I want to return from a Java method a reference to a Scala object. How can I do that?
My Scala objects are like this:
trait Environment
object LocalEnvironment extends Environment {...}
object ServerEnvironment extends Environment {...}
... and I want my Java method to be like this:
Environment getEnvironment() { return LocalEnvironment; } // DOES NOT COMPILE
Is there a way to do this?
While the $.MODULE$ method works, a slightly less jarring way to get Java-interop with Scala objects is to expose the object as a method on itself.
The Scala:
object LocalEnvironment extends Environment{
def instance = this
}
The Java:
Environment getEnvironment() { return LocalEnvironment.instance(); }
This works because under the covers, .instance() is implemented as a static method on class LocalEnvironment. There has been some discussion about Scala objects getting an "instance" method by default, for just this purpose.
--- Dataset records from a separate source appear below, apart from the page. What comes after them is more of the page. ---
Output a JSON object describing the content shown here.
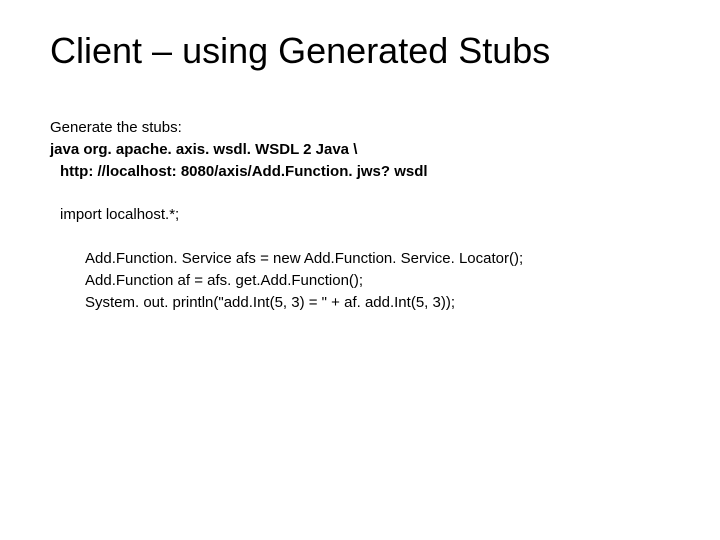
{
  "slide": {
    "title": "Client – using Generated Stubs",
    "line1": "Generate the stubs:",
    "line2": "java org. apache. axis. wsdl. WSDL 2 Java \\",
    "line3": "http: //localhost: 8080/axis/Add.Function. jws? wsdl",
    "line4": "import localhost.*;",
    "line5": "Add.Function. Service afs = new Add.Function. Service. Locator();",
    "line6": "Add.Function af = afs. get.Add.Function();",
    "line7": "System. out. println(\"add.Int(5, 3) = \" + af. add.Int(5, 3));"
  }
}
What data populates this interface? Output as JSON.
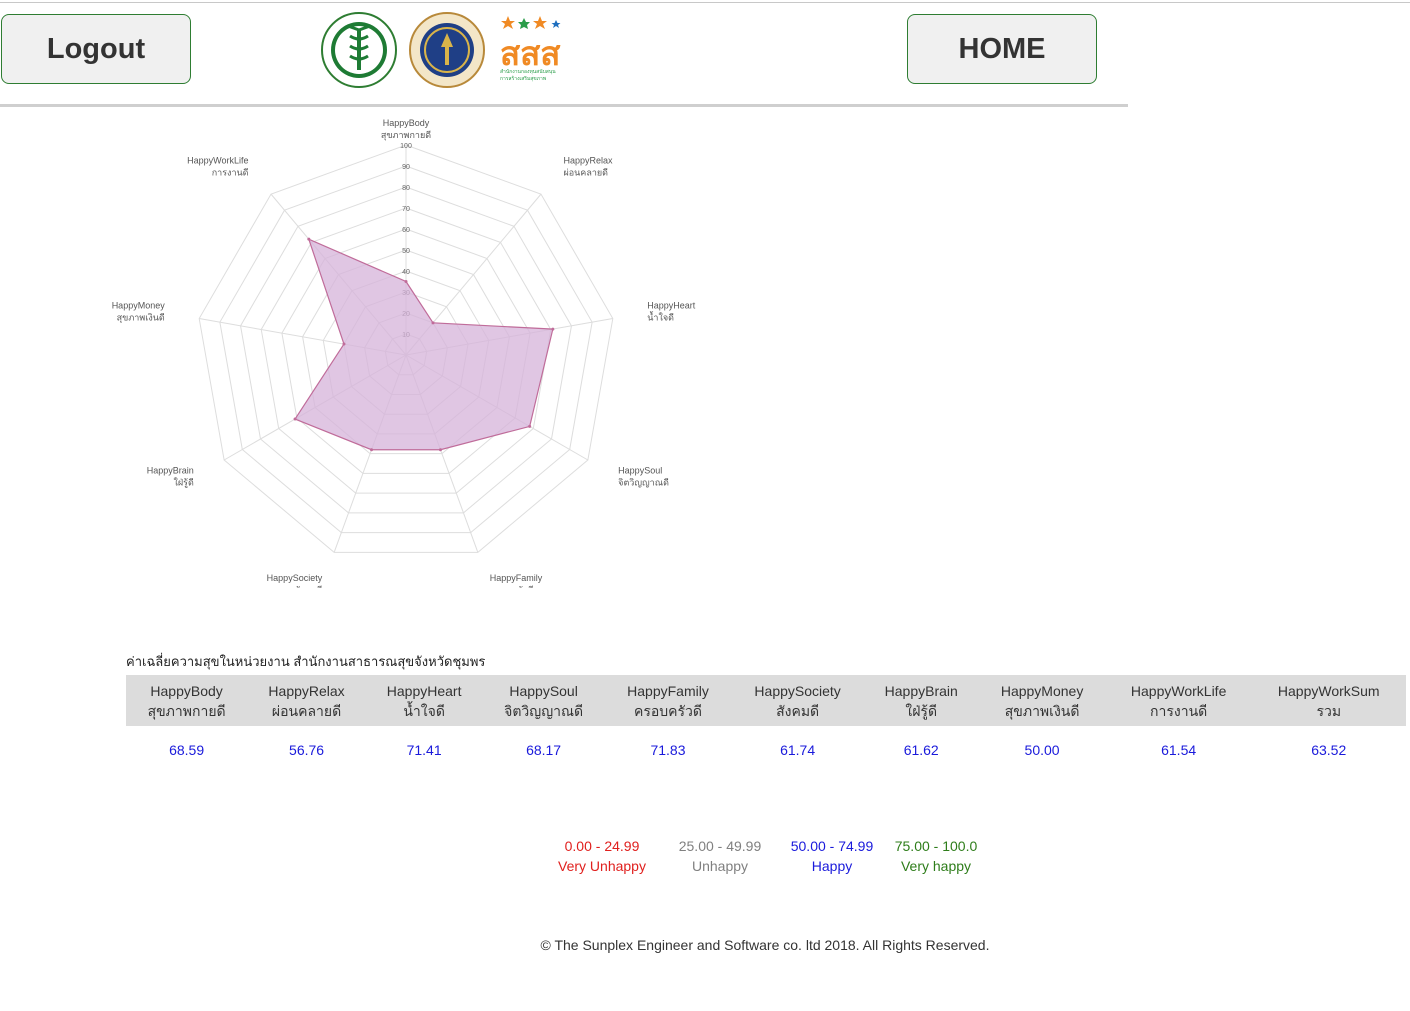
{
  "header": {
    "logout_label": "Logout",
    "home_label": "HOME",
    "logo3_text": "สสส",
    "logo3_sub1": "สำนักงานกองทุนสนับสนุน",
    "logo3_sub2": "การสร้างเสริมสุขภาพ"
  },
  "chart_data": {
    "type": "radar",
    "axes": [
      {
        "en": "HappyBody",
        "th": "สุขภาพกายดี"
      },
      {
        "en": "HappyRelax",
        "th": "ผ่อนคลายดี"
      },
      {
        "en": "HappyHeart",
        "th": "น้ำใจดี"
      },
      {
        "en": "HappySoul",
        "th": "จิตวิญญาณดี"
      },
      {
        "en": "HappyFamily",
        "th": "ครอบครัวดี"
      },
      {
        "en": "HappySociety",
        "th": "สังคมดี"
      },
      {
        "en": "HappyBrain",
        "th": "ใฝ่รู้ดี"
      },
      {
        "en": "HappyMoney",
        "th": "สุขภาพเงินดี"
      },
      {
        "en": "HappyWorkLife",
        "th": "การงานดี"
      }
    ],
    "ticks": [
      10,
      20,
      30,
      40,
      50,
      60,
      70,
      80,
      90,
      100
    ],
    "range": [
      0,
      100
    ],
    "series": [
      {
        "values": [
          35,
          20,
          71,
          68,
          48,
          48,
          61,
          30,
          72
        ]
      }
    ],
    "colors": {
      "fill": "#d5b3d9",
      "stroke": "#c06c9a",
      "grid": "#dddddd"
    }
  },
  "table": {
    "caption": "ค่าเฉลี่ยความสุขในหน่วยงาน สำนักงานสาธารณสุขจังหวัดชุมพร",
    "headers": [
      {
        "en": "HappyBody",
        "th": "สุขภาพกายดี"
      },
      {
        "en": "HappyRelax",
        "th": "ผ่อนคลายดี"
      },
      {
        "en": "HappyHeart",
        "th": "น้ำใจดี"
      },
      {
        "en": "HappySoul",
        "th": "จิตวิญญาณดี"
      },
      {
        "en": "HappyFamily",
        "th": "ครอบครัวดี"
      },
      {
        "en": "HappySociety",
        "th": "สังคมดี"
      },
      {
        "en": "HappyBrain",
        "th": "ใฝ่รู้ดี"
      },
      {
        "en": "HappyMoney",
        "th": "สุขภาพเงินดี"
      },
      {
        "en": "HappyWorkLife",
        "th": "การงานดี"
      },
      {
        "en": "HappyWorkSum",
        "th": "รวม"
      }
    ],
    "values": [
      "68.59",
      "56.76",
      "71.41",
      "68.17",
      "71.83",
      "61.74",
      "61.62",
      "50.00",
      "61.54",
      "63.52"
    ]
  },
  "legend": [
    {
      "range": "0.00 - 24.99",
      "label": "Very Unhappy",
      "color": "#e0201e"
    },
    {
      "range": "25.00 - 49.99",
      "label": "Unhappy",
      "color": "#808080"
    },
    {
      "range": "50.00 - 74.99",
      "label": "Happy",
      "color": "#1a1adb"
    },
    {
      "range": "75.00 - 100.0",
      "label": "Very happy",
      "color": "#2e7d1a"
    }
  ],
  "footer": "© The Sunplex Engineer and Software co. ltd 2018. All Rights Reserved."
}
{ return LocalEnvironment$.MODULE$; }
should work.
Edit: the reason why this works is that this is how Scala represents singleton objects. The class ObjectName$
has a field in it called MODULE$
that is populated with the single valid instance of that class. But there is also a class called ObjectName
that copies all the methods as static methods. That way you can use it like Java (just call ObjectName.methodName
) in most cases, and Scala gets to have a real class to pass around.
But when Java needs to pass the class around--not something normally done with a bunch of static methods, which is what object
is designed to emulate in Java--you then have to know how Scala represents it internally.